De Raad ziet met de rechtbank, mede gelet op de ter zitting gegeven toelichting, geen aanleiding de door gedaagde gemaakte berekeningen van de teveel verleende bijstand, als neergelegd in de gedingstukken 10 en 10.1, voor onjuist te houden. De Raad neemt daarbij mede in aanmerking dat appellant ook in hoger beroep niet heeft kunnen aangeven op welk onderdeel de gemaakte berekening niet zou deugen. Voorzover appellant bedoelt te stellen dat de berekening op jaarbasis anders zou uitvallen, kan de Raad appellant niet volgen reeds omdat de algemene bijstand ingevolge artikel 27, eerste lid, van de Abw per kalendermaand wordt vastgesteld.
Vaststaat dat de omvang van het recht op bijstand achteraf bezien geringer was dan waarvan bij het toekenningsbesluit is uitgegaan en dat over de in besluit 1 aan de orde zijnde periode teveel aan bijstand is verstrekt. Vaststaat evenzeer dat dit niet is geschied ten gevolge van een gedraging als bedoeld in artikel 14, eerste lid, van de Abw of het niet (behoorlijk) nakomen van de in artikel 65, eerste lid, van de Abw neergelegde inlich-tingenverplichting, zodat het bepaalde in artikel 69, derde lid, aanhef en onder b, van de Abw van toepassing is. Gedaagde is derhalve terecht tot herziening van het recht op bijstand overgegaan. Van dringende redenen om ingevolge artikel 69, vijfde lid, van de Abw van herziening af te zien is de Raad niet gebleken. Daarmee is tevens gegeven dat wat de terugvordering betreft is voldaan aan de voorwaarden voor toepassing van artikel 81, eerste lid, van de Abw, zodat gedaagde gehouden was tot terugvordering van de gemaakte kosten van bijstand over de periode van 1 januari 1999 tot en met 30 juni 1999 over te gaan.

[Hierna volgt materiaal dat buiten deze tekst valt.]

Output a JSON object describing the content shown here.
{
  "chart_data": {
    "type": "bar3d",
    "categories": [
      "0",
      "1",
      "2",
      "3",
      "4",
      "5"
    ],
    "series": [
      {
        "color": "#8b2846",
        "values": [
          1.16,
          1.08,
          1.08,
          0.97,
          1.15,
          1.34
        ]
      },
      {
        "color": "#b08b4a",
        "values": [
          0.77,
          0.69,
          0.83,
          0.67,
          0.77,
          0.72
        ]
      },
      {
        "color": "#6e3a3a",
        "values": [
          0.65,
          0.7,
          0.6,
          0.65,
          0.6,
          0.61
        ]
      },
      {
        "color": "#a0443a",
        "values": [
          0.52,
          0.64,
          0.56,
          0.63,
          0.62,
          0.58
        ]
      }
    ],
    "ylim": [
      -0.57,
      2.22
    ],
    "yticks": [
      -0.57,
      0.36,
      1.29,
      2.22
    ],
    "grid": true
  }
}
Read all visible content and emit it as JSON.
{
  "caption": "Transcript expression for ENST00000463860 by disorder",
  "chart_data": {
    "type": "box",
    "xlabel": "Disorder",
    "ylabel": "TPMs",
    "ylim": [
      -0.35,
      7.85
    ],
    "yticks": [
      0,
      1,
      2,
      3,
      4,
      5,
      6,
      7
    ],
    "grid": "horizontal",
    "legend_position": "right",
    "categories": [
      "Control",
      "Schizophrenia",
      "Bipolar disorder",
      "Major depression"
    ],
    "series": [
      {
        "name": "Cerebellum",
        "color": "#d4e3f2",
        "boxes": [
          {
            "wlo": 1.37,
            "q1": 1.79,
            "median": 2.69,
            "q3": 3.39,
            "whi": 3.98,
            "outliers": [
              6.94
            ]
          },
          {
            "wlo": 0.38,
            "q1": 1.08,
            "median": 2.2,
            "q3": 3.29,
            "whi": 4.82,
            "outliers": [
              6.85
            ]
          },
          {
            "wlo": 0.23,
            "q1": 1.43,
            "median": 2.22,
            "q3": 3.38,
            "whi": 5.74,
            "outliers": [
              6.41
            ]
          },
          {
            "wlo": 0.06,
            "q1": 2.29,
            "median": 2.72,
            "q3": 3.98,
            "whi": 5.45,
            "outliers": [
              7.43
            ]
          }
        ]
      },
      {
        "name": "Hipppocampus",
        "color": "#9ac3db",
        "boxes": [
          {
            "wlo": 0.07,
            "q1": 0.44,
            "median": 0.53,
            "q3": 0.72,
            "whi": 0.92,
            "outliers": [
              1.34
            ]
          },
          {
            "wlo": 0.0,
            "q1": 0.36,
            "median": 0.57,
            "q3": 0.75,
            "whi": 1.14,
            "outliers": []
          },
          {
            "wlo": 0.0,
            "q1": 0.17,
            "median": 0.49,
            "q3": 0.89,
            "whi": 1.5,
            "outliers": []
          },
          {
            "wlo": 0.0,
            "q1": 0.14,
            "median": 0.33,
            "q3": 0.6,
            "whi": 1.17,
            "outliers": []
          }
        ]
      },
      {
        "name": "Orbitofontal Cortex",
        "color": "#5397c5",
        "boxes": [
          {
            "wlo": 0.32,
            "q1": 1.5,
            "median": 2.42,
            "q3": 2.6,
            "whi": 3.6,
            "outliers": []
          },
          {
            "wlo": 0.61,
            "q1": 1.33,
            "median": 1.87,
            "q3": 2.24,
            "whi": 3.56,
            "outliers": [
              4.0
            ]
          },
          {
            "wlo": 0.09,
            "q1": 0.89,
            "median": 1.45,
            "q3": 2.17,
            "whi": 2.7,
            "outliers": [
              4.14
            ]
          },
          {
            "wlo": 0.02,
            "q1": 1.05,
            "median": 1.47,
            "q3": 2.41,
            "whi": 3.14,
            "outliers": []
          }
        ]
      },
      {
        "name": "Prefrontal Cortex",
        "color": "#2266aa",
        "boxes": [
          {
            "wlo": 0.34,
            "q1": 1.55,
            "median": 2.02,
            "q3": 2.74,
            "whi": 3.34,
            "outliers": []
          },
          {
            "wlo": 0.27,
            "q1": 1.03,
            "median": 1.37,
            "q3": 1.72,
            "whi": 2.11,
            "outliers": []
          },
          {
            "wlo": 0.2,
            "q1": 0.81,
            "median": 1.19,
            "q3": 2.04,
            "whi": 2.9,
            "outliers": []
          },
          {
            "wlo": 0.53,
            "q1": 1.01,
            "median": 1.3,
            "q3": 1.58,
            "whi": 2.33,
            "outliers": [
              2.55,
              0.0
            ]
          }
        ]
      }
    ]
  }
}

Zoals de Raad onder meer in zijn uitspraak van 27 augustus 2002 (gepubliceerd in RSV 2002/243) heeft overwogen, is het bestuursorgaan niet vrij om artikel 81, tweede lid, van de Abw ook toe te passen in de gevallen waarop artikel 81, eerste lid, van de Abw ziet. Daarbij merkt de Raad op dat aan de vraag of het appellant redelijkerwijs duidelijk is geweest dat er maandelijks een te gering bedrag aan inkomsten werd gekort (en derhalve onverschuldigd werd betaald) in dit kader, anders dan bij artikel 81, tweede lid, van de Abw geen betekenis toekomt. Uit de tekst en de strekking van artikel 81, eerste lid, van de Abw blijkt duidelijk dat voor een nadere nuancering als bedoeld in artikel 81, tweede lid, van de Abw bij de toepassing van artikel 81, eerste lid, van de Abw geen plaats is.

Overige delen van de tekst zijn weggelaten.